I have three trees affected by the dreadful persimmon SDS. I am in southeastern PA.
One young tree was grafted with Kasandra in 2023 and grew well but died in 5/2024 due to obvious SDS. The rootstock was northern DV from Wisconsin, 90 chromosomes.
The other two are mature persimmon trees in production. One is saijo from a Florida nursery, 6 years old; the other one is Hana Fuyu, from a Georgia nursery, 7 years old. Both trees experienced the SDS starting in 5/2024. The young leaves of suckers from both trees are quite reddish, indicating the rootstocks are southern DVs, ie, 60 chromosomes.
Now comes some interesting observations. The saijo tree basically has 2 leaders. On the dominant one, I grafted various kakis, including Fujiwara, Nui Wai, coffee cake, RB, and tamopan, and this leader is pretty much dead. On the other leader, the weak one, I grafted Izu and Prok. Prok is the only DV that I successfully grafted to a kaki. And I later grafted BB and H63A onto the prok.
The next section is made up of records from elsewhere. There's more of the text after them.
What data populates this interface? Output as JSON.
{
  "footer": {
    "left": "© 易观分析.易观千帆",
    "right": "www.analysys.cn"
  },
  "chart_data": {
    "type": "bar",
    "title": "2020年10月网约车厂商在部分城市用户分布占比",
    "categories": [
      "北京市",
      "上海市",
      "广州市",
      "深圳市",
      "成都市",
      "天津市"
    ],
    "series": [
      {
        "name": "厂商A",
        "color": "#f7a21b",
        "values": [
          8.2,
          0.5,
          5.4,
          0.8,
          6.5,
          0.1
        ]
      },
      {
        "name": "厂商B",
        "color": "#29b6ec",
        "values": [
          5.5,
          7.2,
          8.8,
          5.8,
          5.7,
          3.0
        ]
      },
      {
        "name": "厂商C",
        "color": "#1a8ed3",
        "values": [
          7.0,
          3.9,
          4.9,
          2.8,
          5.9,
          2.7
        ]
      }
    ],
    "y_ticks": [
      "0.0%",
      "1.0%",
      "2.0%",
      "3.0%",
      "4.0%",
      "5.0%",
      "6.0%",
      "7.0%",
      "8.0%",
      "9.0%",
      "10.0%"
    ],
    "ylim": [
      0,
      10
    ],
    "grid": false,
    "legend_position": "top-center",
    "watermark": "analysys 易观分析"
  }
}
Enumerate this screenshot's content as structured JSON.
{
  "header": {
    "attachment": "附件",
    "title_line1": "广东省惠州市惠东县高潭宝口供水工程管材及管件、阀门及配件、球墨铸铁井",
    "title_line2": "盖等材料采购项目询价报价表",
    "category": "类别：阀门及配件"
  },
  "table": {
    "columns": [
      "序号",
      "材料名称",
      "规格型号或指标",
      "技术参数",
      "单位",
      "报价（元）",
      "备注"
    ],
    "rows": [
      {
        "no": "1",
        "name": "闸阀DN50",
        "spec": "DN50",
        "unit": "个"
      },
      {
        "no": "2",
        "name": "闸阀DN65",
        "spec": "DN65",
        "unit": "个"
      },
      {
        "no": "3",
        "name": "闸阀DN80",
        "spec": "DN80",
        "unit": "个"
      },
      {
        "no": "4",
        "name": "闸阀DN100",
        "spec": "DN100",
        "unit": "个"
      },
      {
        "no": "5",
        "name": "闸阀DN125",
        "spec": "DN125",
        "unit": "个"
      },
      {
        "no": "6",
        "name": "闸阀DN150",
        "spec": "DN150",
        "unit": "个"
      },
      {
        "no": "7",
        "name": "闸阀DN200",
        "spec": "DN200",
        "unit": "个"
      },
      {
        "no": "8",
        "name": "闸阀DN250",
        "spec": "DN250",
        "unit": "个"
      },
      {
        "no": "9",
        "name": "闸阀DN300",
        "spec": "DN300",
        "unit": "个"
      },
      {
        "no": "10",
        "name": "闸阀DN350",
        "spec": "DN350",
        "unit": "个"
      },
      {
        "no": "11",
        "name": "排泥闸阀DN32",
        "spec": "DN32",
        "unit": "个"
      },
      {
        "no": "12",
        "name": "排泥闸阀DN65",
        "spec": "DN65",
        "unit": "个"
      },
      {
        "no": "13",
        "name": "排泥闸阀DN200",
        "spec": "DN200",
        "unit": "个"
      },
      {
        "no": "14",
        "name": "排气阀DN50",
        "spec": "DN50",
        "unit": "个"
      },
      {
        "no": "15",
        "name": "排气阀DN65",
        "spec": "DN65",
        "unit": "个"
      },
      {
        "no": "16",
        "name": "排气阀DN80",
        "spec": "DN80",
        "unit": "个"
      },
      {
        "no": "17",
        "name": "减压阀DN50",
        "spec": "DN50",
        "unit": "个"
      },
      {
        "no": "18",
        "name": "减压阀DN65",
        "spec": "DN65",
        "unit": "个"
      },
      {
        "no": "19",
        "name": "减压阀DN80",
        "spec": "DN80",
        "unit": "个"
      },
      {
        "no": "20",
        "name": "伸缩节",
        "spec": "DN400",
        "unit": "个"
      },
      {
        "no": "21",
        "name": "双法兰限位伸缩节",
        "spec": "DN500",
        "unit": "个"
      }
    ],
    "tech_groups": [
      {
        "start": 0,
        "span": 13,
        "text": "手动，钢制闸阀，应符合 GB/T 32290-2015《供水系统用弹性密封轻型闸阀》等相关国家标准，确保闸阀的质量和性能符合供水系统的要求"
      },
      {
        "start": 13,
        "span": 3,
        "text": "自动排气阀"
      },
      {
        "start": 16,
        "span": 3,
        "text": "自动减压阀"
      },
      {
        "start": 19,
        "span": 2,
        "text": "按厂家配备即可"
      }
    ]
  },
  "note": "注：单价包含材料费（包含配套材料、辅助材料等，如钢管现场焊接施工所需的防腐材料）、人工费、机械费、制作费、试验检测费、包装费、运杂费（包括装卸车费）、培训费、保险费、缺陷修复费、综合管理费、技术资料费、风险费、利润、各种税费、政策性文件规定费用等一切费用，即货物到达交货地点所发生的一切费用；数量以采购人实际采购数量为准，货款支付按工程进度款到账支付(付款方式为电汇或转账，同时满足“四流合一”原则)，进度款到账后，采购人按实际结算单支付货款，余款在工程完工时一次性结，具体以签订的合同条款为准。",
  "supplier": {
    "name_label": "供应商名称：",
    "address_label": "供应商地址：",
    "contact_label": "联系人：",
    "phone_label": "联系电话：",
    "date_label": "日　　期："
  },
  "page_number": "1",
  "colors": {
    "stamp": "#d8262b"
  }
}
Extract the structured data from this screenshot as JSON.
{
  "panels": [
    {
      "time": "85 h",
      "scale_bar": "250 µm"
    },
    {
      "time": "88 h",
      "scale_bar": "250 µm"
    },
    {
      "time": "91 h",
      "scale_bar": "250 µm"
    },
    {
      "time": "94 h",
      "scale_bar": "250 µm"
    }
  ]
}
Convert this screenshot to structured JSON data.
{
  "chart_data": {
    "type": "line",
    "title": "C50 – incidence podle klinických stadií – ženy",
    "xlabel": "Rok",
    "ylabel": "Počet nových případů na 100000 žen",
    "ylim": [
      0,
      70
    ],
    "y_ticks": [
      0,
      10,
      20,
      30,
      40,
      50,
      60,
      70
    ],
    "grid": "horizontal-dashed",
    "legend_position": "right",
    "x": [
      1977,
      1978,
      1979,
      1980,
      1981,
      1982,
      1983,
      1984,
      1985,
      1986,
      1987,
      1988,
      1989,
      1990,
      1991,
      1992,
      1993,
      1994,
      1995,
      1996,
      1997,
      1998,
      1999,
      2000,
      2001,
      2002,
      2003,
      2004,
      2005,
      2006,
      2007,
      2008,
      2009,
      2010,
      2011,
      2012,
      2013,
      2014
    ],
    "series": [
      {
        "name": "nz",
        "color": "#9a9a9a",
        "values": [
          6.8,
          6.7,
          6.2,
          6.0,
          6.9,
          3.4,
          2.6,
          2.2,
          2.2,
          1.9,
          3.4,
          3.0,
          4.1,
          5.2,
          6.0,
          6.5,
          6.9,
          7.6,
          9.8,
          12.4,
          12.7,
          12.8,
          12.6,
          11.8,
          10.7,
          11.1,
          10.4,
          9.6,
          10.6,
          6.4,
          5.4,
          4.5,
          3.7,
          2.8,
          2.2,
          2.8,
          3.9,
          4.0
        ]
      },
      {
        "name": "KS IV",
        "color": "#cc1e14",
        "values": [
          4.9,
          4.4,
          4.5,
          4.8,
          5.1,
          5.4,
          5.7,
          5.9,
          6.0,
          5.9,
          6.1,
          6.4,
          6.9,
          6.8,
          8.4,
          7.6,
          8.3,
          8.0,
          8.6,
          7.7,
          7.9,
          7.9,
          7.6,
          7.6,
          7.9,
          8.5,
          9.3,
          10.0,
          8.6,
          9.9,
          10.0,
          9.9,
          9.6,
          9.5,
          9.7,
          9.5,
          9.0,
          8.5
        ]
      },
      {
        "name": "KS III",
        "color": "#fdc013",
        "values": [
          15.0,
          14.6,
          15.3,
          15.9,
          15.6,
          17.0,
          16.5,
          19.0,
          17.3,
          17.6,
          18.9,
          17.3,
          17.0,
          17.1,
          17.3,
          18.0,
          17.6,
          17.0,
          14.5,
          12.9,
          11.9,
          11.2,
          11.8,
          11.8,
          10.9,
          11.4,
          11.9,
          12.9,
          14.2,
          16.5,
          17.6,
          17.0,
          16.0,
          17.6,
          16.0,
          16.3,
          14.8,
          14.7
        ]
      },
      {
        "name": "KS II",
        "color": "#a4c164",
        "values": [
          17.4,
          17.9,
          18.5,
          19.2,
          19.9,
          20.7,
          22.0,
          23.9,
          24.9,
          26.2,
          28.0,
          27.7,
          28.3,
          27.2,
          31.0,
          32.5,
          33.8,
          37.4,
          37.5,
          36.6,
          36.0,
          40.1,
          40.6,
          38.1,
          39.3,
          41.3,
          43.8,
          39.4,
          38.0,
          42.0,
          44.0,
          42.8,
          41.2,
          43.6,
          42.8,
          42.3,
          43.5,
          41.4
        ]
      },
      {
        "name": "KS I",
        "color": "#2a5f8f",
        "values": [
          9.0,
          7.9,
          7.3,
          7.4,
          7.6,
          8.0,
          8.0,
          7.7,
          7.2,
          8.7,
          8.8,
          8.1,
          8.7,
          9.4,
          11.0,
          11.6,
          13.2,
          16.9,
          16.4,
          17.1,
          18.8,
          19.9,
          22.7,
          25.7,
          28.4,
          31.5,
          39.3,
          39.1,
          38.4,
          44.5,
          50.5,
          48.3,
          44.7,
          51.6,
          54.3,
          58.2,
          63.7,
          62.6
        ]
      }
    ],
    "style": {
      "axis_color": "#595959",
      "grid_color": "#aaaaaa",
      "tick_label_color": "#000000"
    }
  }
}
This leader is alive and gave me about 40 nice American persimmons. Izu branch on this leader is also alive but showed obvious SDS and aborted all fruits in June.
The Hana fuyu tree also has 2 leaders. One leader has Niu Wai, Suruga, Fujiwara grafted on it and shows a little SDS symptoms on new shoots on 1-2 Hana Fuyu branches, but is overall pretty much alive and healthy, and gives me about 30 very nice and big persimmons this year (Hana fuyu weighted > 9 Oz). The other leader is majorly Hana Fuyu with one branch of Giant Fuyu. The SDS symptoms are very obvious on the Hana Fuyu branches but little or none on the Giant Fuyu branch. All fruits on this leader were aborted in June.
Just from my three tree, very anecdotal observations, I don’t think the bacteria/virus theory from the Georgia study holds. If it were Xylella fastidiosa bacteria, then my other trees would have been affected, especially my many peach trees in the nearby. Now I prefer the long term grafting incompatibility theory, anyway you can explain every misery of fruit trees with it. 
My theory is that somehow the DV rootstocks release some chemicals after certain age or exposure to certain climate or growing conditions, the chemicals kill the grafted kaki branches. But American persimmons and some Asian persimmons may have antidotes to these chemicals and thus are not affected much. I will report back what happens with these 2 trees next year.